Anger drew the beast out, though. Gave it more control, and the puppet less. This I’d learned at some great cost. And while the beast might be fast, it hadn’t the finesse of the puppet.
“I am, you worm,” it hissed venomously, “far more fully formed than the common mud from which you are so poorly cobbled.”
It rose up in the chair, squaring its shoulders and puffing itself up as it glared down at me, its eyes beginning to glow. “You are less than food to me,” it continued. “You are offal. You are less than vermin.”
“And yet your master quails in some manure-filled hole out in the jungle with the crawlies scampering about upon it, sending forth lackeys—”
“My master resides in a palace!” spittle sprayed from its mouth. “A great planta—!”
“Thankee,” I smiled and put a pistol ball into its guts.
Smoke was already beginning to boil from the wound as I worked the lever of the pistol’s action back and forth. Sickly green and oily, the smoke began issuing forth from its spasming maw as it clawed at the wound and struggled to curse me.
Me pistol once more charged, I lay the barrel against the fine brocaded doublet of the thing and pulled the trigger. The spelled ball tore through the shriveled heart and, with an imploding puff that near drew the breath from me lungs, I was sitting across from a mound of dust dribbling down the sides of the faded chair.

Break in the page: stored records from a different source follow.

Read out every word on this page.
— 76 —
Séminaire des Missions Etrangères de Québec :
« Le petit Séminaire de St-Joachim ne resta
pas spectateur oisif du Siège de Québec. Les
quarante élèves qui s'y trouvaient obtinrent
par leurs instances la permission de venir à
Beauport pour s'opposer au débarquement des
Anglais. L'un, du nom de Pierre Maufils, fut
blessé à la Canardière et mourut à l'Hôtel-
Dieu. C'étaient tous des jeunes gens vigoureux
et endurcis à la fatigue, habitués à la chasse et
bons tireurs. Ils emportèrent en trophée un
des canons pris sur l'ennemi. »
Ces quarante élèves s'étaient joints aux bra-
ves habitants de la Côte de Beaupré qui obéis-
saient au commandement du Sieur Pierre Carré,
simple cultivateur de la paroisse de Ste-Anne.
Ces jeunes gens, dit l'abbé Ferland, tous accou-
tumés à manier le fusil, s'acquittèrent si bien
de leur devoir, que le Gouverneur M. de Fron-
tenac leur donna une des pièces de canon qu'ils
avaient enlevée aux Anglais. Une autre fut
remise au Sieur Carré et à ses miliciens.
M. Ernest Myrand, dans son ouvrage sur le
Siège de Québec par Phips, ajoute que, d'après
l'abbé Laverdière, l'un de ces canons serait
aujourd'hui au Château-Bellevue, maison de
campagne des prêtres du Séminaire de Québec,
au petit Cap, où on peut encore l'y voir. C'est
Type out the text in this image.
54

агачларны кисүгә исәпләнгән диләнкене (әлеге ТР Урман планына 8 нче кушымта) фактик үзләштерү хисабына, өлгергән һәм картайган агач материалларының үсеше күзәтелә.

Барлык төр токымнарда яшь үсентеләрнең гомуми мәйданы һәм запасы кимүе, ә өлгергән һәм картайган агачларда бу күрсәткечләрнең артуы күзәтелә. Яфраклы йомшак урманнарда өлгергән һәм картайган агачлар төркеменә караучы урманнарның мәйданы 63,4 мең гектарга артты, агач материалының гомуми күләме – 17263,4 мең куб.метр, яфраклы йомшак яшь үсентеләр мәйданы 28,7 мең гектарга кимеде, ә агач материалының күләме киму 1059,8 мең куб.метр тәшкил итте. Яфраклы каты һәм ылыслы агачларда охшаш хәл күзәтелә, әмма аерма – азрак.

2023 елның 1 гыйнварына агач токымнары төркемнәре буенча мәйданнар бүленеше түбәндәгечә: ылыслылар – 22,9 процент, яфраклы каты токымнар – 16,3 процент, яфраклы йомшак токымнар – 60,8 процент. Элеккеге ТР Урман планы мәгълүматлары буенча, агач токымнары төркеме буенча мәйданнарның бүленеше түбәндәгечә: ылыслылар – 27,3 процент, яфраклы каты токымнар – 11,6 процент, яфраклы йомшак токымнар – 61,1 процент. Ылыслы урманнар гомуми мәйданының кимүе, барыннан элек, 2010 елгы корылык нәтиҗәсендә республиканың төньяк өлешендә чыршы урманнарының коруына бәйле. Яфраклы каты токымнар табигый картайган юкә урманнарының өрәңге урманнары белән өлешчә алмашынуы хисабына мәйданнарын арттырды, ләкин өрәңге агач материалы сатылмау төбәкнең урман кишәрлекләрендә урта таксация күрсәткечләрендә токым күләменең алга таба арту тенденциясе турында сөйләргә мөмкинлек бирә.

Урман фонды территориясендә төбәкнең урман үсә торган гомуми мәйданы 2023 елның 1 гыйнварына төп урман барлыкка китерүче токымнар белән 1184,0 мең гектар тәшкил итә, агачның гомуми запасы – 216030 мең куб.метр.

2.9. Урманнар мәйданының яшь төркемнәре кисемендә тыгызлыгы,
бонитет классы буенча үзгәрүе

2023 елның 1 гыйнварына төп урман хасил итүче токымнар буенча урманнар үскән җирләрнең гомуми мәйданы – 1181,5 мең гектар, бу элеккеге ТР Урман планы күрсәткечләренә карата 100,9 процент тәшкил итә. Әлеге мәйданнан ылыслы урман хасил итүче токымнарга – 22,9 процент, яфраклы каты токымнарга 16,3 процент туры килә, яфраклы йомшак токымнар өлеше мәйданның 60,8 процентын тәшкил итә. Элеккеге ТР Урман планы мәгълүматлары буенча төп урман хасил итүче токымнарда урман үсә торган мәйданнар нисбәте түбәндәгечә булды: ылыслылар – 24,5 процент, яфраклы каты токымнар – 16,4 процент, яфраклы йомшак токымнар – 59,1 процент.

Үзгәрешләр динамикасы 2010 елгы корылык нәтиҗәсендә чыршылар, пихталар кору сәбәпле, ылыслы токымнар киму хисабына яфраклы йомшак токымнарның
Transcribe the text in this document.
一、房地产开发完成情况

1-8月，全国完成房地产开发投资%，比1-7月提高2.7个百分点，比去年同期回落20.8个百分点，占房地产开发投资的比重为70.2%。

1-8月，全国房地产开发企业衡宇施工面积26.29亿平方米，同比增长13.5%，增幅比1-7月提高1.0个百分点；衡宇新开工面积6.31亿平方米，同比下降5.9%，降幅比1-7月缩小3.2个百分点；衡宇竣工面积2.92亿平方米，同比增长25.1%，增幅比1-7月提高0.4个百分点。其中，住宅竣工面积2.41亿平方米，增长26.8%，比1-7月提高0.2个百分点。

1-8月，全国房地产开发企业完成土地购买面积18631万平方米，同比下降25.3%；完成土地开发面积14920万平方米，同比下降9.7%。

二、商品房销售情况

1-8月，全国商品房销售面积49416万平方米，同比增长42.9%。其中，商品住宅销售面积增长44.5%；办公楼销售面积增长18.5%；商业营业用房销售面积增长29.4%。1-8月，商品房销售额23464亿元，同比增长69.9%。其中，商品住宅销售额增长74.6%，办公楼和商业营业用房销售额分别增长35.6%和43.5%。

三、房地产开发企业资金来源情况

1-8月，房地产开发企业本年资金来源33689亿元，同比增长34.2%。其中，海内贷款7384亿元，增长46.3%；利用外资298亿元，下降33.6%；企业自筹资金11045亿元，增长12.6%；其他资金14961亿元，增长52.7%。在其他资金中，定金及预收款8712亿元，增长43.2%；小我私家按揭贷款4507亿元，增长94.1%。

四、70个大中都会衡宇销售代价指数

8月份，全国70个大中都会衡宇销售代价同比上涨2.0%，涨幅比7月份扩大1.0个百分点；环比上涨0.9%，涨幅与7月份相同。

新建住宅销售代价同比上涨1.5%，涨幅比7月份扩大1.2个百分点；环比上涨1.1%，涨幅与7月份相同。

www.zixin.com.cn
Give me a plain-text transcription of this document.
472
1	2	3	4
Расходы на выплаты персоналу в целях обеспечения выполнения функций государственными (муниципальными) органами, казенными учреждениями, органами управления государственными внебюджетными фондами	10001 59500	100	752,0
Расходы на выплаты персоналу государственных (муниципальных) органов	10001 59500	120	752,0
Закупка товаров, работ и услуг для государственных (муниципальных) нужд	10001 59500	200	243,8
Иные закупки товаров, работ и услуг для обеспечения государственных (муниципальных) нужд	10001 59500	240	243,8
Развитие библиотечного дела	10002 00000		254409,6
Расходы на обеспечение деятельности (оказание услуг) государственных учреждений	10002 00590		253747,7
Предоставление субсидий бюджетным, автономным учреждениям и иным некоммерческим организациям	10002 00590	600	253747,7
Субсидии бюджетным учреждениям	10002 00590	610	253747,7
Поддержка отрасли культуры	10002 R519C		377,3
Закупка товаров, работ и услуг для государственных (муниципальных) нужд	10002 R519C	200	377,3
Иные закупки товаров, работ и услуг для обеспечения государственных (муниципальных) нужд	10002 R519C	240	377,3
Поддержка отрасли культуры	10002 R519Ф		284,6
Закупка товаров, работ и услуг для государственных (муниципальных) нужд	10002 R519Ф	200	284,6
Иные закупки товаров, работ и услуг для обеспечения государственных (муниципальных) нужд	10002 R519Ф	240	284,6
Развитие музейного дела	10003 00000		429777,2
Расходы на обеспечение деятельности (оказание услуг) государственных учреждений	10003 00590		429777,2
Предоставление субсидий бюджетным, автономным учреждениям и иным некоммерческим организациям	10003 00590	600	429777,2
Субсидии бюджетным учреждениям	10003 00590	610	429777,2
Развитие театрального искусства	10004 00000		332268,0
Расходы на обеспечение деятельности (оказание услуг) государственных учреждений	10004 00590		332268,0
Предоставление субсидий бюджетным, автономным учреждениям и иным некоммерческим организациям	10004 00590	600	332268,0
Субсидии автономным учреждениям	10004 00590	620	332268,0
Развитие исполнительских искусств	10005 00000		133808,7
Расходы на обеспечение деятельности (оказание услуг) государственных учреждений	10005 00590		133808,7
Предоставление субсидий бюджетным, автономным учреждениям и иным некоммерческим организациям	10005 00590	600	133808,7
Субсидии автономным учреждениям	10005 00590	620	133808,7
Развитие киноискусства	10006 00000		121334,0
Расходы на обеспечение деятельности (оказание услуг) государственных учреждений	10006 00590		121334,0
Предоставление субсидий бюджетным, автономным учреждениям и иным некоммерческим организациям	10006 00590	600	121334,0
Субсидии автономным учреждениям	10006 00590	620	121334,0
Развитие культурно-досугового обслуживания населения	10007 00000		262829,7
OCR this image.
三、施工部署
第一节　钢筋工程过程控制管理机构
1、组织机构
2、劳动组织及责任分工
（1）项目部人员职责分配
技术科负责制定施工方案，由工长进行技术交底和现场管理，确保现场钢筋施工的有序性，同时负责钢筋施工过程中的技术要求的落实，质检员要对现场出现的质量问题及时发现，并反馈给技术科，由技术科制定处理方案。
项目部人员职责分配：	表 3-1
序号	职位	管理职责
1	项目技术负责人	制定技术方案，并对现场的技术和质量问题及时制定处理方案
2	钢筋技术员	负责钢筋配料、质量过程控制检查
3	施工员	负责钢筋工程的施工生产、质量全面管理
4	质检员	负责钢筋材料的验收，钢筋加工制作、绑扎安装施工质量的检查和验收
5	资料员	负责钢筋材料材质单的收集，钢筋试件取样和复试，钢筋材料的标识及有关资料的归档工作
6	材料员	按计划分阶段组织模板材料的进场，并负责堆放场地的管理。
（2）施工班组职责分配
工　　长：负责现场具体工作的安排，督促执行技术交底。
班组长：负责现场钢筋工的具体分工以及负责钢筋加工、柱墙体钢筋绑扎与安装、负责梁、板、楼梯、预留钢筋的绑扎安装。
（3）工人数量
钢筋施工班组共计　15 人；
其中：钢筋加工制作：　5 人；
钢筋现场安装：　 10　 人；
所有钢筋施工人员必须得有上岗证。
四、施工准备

The whole encounter had lasted less than half a minute, from the time I’d goaded it into its disclosure until the second ball had sent it back to hell.
I doubted that anybody had even noticed. Not in Port Royal. Not on the waterfront. Gunshots were near as commonplace as arguments or stabbings, and were paid scantly more attention. Nevertheless, I raised me eyes and swept the plaza.
That was when I spied the big Dutchman leaning against the bar. He was looking straight at me. Then, while still I was working to decide what I might do about it, he winked.